My focus had already been crap today, but Tanner’s unexpected proximity posed an unbearable distraction. If I raised my eyes from my monitor even a little, he was right there, directly in my eyeline. I couldn’t see his face, but I could see the back of his head and his neatly trimmed golden brown hair. The way his head tilted slightly to the right when he was talking and slightly to the left when he was listening. The white dress shirt that pulled tight across his broad shoulders. The way his right arm was cocked to the side and casually draped over the armrest while his left remained hidden, presumably resting in his lap.

Yikes. I really needed to stop creeping on him like a creepy creeper.

Dragging my gaze downward again, I forced myself to keep my eyes glued to my screen. Unfortunately, my mind refused to get on the bandwagon. The harder I stared at the words I’d been writing, the more they seemed to mock me by blurring into abstract shapes detached from any meaning. There was a word for when that happened. Wordnesia. When a task your brain usually performed on autopilot—like reading or writing—hit a mental speed bump, and the conscious part of your brain realized it didn’t know what it was supposed to be doing.

The back of Tanner King’s head was one big honking mental speed bump that my brain refused to drive over.

Fifteen minutes later, I’d finally managed to write one pathetic sentence about school suspension rates and incarceration when movement in Byron’s office derailed my attention yet again. He and Tanner were on their feet now, moving toward the door. I lowered my head as they emerged, pretending to concentrate on my screen while I tracked them in my peripheral vision.

Whatever their mystery meeting had been about, it was over now, thank god. Byron would walk Tanner out, and he’d be gone gone gone so I could get back to my regularly scheduled day without the back of his head derailing my productivity.

Only Byron didn’t lead Tanner toward the elevators. He appeared to be leading him straight to me.

Please no. Please don’t bring him over here.

But that was exactly what he was doing. Byron was looking right at me, and I wished one of my superpowers was invisibility so I could fade into the bland gray office furnishings and disappear completely.

As Arwen and Linh turned in their chairs to track Byron’s approach with Tanner, I summoned my This is Fine face. I had a first-rate This is Fine face. So good, it might even be considered a superpower. It was infinitely useful for any occasion when you needed people to think you had everything under control and were definitely not panicking inside.
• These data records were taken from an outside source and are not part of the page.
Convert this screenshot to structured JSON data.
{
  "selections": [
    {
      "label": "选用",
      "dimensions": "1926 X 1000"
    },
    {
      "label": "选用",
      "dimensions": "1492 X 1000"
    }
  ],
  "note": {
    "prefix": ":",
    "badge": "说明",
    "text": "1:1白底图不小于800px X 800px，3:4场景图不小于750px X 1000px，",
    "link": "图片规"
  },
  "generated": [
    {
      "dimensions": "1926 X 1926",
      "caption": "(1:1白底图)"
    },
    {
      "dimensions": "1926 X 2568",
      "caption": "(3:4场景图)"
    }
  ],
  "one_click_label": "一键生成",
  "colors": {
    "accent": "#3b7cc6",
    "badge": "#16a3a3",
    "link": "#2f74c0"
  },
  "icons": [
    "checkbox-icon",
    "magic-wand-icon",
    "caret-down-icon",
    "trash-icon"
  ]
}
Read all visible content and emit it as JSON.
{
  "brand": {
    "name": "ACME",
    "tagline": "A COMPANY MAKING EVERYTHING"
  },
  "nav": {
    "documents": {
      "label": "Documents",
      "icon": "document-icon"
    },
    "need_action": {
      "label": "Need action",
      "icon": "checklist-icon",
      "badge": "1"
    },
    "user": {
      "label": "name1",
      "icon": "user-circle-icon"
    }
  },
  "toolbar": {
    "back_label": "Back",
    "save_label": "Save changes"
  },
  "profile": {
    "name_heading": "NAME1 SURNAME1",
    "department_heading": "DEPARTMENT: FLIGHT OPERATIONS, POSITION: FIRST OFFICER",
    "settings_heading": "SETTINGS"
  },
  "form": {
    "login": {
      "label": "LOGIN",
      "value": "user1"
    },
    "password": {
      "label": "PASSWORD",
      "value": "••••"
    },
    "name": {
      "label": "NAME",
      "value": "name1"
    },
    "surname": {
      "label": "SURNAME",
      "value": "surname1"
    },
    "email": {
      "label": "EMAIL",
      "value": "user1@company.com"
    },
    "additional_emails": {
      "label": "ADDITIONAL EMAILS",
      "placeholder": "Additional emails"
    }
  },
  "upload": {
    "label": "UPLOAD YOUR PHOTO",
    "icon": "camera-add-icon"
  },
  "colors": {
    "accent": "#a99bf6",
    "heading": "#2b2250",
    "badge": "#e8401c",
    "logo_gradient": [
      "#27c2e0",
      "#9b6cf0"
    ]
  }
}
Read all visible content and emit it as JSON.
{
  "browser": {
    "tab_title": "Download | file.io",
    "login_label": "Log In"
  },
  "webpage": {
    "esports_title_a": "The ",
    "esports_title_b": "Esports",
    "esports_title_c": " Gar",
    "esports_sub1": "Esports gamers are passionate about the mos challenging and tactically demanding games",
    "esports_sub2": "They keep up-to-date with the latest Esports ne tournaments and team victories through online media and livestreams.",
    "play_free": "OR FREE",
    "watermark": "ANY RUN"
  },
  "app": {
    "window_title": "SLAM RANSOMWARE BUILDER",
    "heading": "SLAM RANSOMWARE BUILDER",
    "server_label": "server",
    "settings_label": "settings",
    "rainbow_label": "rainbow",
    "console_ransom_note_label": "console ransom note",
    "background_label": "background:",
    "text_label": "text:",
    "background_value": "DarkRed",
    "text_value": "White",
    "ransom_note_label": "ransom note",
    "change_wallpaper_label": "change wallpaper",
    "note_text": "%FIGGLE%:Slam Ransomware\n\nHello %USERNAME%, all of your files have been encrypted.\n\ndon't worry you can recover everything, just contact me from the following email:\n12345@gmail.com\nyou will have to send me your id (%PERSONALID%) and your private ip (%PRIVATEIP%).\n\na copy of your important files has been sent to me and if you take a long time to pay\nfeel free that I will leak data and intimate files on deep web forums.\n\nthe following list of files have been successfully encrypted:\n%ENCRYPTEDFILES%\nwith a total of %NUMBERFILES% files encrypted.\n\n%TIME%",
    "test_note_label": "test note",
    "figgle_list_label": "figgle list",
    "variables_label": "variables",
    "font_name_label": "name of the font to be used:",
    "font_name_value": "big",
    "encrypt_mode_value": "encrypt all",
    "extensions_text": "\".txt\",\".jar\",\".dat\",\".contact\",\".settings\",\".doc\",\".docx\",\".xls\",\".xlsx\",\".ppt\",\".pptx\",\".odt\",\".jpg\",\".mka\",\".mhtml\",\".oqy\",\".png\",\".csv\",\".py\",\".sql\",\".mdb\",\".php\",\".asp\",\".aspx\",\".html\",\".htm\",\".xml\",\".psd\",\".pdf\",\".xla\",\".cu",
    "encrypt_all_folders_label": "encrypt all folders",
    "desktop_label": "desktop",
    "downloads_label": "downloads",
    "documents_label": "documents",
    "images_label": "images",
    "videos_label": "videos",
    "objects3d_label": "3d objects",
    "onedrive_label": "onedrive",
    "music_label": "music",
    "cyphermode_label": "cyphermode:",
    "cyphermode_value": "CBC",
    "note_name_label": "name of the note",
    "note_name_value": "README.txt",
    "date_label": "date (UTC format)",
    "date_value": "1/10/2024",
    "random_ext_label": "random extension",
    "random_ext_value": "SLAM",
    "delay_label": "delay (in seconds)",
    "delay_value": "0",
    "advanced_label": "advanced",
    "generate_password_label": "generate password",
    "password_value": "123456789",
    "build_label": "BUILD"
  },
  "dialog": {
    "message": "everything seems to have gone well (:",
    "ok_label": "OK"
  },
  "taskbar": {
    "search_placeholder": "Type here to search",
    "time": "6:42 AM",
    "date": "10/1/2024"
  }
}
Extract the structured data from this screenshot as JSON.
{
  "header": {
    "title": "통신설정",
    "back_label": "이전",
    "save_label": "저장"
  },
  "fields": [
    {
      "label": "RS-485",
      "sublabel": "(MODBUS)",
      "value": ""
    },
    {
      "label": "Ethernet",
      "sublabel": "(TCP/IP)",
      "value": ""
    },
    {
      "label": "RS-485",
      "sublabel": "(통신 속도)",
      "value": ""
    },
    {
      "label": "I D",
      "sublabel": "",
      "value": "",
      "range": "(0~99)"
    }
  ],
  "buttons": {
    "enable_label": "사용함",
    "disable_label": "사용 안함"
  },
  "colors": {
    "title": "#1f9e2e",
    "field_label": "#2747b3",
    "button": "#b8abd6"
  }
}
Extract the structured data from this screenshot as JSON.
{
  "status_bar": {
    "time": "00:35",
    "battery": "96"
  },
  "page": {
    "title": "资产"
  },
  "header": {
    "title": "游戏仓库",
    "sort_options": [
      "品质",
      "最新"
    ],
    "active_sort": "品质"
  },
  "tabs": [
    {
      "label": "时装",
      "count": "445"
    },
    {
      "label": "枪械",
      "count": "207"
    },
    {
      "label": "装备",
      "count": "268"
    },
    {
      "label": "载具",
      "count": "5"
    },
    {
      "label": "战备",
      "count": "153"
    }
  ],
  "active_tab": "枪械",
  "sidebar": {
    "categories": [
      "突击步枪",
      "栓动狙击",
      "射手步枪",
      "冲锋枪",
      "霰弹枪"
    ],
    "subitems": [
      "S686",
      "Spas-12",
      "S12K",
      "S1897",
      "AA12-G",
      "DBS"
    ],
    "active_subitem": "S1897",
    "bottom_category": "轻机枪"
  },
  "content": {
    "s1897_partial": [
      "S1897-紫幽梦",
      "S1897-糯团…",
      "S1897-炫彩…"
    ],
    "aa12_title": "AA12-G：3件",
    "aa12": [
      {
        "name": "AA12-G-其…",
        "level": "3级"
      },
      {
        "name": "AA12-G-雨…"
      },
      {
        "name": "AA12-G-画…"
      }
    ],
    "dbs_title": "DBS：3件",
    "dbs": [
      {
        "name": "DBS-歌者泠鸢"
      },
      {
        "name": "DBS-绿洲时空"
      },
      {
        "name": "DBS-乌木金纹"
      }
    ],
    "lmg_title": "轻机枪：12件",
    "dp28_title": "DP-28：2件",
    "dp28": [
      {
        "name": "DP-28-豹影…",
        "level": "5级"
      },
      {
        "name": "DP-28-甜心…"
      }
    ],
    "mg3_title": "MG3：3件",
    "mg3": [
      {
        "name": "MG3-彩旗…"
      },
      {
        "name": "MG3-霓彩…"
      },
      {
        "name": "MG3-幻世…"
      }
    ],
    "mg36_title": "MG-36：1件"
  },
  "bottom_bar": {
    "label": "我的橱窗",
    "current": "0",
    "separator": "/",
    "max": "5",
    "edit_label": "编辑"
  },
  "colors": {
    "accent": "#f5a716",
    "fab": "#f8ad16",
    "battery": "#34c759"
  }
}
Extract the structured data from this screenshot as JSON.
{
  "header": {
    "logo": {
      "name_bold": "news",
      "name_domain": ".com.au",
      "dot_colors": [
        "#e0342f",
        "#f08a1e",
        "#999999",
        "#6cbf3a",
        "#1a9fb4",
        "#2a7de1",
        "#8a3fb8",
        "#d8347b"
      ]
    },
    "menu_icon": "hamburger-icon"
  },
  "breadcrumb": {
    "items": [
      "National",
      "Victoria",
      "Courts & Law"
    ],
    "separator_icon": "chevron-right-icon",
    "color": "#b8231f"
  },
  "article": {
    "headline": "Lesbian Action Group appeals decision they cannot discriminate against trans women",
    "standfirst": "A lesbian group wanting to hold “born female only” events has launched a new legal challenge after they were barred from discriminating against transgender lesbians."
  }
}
Like, for instance, the sudden appearance of your boss at your desk with your bitter ex in tow.

Tanner stood partially behind Byron, looking tense as his gaze flitted around the office. I had the impression he was lurking behind Byron on purpose, as though I might suddenly attack or turn him to stone if he accidentally made eye contact with me.

“Good news,” Byron said cheerfully. “Content marketing is finally getting the extra pair of hands you’ve been needing since Jill left.”

My eyes went wide, and I amped up my This is Fine face a few notches, affecting an expression of pleasant surprise rather than growing dread.

He can’t mean Tanner. Tanner works in sales. He has a job already—a much better job than this. He doesn’t even have marketing experience. Also, he’d never in a million years agree to work with me.

“Everyone, this is Tanner King.” Byron stepped to the side, leaving Tanner exposed to our scrutiny. “That’s right, he’s one of those Kings,” Byron added with an obsequious wink I knew Tanner must be hating. “And he’s going to be joining you on the content marketing team starting today.”